At the beginning of this year, as I tried to show Delightful how to do written narrations, Delightful would consistently produce a 2-4 sentence summary of anything she read.  Then, if given a creative writing assignment such as completing a story from Story Starters, Delightful would still only produce a 2-4 sentence summary of how she would end the story.  I began to talk to her about adding in things like details and dialogue but this initially resulted in frustration.  Somehow Delightful had gotten the idea that good writing is just summarizing ideas.  It seemed way too tedious to add in lots of details to make her writing more interesting.
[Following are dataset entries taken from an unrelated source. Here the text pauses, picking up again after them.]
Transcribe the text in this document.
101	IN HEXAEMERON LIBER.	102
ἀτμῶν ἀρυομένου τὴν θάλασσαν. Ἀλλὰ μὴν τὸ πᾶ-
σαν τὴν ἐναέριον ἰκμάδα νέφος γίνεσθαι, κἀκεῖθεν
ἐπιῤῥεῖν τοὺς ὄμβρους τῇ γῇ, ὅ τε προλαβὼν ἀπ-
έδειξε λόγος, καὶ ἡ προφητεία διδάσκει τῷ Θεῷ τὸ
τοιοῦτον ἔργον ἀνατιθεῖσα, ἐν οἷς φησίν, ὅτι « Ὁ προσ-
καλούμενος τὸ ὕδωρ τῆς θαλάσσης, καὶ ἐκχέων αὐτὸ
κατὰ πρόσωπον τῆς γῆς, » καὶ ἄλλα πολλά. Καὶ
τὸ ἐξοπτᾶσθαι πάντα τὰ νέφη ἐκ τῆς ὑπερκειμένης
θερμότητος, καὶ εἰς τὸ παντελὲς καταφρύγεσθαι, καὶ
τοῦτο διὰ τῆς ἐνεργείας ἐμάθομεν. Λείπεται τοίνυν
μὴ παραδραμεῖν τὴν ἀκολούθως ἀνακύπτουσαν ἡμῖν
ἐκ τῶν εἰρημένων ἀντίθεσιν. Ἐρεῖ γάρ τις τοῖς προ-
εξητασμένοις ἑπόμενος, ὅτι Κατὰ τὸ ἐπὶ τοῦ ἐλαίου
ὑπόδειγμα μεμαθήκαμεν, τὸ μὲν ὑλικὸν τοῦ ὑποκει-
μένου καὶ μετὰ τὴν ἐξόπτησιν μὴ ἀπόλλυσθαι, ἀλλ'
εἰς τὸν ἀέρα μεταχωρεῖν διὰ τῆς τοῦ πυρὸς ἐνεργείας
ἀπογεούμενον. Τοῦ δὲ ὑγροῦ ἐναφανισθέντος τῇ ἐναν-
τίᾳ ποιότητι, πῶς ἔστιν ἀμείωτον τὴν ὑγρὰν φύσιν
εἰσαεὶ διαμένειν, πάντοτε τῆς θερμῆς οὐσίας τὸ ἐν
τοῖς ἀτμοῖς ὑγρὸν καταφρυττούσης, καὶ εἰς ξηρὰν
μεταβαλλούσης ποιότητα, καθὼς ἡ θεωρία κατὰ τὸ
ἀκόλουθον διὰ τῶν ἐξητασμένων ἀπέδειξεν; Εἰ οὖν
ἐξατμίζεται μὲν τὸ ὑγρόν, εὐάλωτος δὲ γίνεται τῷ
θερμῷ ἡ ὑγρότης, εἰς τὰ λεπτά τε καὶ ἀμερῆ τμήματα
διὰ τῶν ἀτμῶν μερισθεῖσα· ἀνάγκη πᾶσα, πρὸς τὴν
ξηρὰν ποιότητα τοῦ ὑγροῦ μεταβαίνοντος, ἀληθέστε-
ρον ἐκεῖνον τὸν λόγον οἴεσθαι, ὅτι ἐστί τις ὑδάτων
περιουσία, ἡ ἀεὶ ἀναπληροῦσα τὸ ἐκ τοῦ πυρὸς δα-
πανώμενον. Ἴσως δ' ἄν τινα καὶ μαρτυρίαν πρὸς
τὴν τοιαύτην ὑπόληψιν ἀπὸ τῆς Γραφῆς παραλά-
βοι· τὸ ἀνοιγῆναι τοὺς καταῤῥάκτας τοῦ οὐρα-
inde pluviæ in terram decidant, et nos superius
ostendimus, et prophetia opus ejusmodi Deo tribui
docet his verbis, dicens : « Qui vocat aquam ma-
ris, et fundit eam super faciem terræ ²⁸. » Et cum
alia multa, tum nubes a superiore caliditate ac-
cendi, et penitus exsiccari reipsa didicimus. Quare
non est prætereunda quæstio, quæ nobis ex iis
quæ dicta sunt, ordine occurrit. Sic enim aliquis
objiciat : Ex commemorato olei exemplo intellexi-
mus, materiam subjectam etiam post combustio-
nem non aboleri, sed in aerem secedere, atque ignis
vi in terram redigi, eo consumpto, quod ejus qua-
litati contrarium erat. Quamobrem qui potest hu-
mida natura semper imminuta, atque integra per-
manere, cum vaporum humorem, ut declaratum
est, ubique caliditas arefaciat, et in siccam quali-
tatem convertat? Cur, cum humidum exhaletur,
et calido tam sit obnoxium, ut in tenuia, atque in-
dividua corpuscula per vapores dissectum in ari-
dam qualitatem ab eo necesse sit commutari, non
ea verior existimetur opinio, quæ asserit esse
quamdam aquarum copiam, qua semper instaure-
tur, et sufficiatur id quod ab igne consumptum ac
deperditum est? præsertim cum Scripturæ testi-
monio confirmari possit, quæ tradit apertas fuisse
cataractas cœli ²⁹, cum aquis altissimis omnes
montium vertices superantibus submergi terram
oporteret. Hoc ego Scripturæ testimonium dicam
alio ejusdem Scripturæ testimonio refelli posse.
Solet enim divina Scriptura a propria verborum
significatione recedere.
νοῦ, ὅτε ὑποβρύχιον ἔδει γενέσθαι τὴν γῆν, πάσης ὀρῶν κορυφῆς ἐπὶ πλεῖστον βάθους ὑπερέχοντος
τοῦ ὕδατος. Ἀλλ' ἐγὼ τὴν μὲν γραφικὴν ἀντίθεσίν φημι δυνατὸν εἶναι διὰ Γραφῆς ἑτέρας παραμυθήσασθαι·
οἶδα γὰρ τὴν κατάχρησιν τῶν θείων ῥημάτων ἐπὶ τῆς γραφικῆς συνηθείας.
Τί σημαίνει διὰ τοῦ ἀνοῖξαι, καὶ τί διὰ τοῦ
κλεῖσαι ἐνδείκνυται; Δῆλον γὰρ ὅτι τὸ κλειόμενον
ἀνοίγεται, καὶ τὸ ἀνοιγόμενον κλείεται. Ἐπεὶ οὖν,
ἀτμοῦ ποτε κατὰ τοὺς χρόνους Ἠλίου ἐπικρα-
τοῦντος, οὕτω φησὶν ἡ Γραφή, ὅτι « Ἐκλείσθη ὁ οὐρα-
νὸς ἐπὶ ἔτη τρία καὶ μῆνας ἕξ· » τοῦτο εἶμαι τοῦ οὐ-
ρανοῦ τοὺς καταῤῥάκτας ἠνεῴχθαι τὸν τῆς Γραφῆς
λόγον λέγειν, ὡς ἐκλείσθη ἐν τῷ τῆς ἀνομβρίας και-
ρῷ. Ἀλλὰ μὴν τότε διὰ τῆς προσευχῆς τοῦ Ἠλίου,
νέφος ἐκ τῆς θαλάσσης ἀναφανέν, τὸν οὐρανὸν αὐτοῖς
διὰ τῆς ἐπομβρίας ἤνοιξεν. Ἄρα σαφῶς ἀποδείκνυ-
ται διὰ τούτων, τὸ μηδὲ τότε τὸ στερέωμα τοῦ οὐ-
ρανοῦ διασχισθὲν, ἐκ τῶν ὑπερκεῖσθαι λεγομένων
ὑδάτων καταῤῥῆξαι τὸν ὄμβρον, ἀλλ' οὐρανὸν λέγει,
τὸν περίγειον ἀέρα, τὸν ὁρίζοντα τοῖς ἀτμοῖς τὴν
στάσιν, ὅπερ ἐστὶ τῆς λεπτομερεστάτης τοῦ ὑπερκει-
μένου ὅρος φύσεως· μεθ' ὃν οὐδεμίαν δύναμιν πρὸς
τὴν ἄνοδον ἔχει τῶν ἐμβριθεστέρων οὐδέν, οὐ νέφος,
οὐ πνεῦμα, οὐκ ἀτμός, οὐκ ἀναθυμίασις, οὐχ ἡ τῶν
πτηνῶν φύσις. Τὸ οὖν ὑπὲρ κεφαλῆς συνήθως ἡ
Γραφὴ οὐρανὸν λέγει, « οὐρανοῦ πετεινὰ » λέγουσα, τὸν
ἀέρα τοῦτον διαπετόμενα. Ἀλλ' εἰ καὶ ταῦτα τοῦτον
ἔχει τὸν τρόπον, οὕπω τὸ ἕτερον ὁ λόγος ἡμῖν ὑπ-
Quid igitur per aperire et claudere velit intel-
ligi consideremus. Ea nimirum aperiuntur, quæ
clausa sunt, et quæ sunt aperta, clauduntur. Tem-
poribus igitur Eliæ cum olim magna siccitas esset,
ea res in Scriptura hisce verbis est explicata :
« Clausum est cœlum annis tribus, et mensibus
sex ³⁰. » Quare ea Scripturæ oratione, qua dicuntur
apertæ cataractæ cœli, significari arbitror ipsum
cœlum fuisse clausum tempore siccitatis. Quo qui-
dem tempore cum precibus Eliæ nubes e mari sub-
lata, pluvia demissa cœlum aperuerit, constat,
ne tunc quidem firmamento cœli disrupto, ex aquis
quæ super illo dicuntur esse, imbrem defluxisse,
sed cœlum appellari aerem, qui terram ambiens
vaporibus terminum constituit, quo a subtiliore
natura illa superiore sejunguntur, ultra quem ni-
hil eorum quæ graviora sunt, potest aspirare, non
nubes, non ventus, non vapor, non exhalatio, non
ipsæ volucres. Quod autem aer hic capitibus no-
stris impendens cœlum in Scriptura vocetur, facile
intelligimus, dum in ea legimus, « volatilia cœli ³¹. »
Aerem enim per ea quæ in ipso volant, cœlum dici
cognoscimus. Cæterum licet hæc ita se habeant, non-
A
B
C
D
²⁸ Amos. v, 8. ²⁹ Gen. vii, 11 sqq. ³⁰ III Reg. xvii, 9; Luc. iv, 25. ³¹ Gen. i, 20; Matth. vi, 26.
We have since remedied the lack of details issue, but we never would have had such an issue if Writing With Ease hadn’t drilled the concept of summarizing so much.  That is why I believe there is at least one negative to Writing With Ease:  It is excellent at teaching kids how to summarize passages.  So excellent, in fact, that a child might get the idea that summarizing is the sum total of good writing.  So if you intend to use Writing With Ease, be aware that it is highly effective at what it does — and that it might be so effective that you end up having to undo its effectiveness in certain subjects — at least, that is, if you ever want your child to write more than a summary of what has been learned!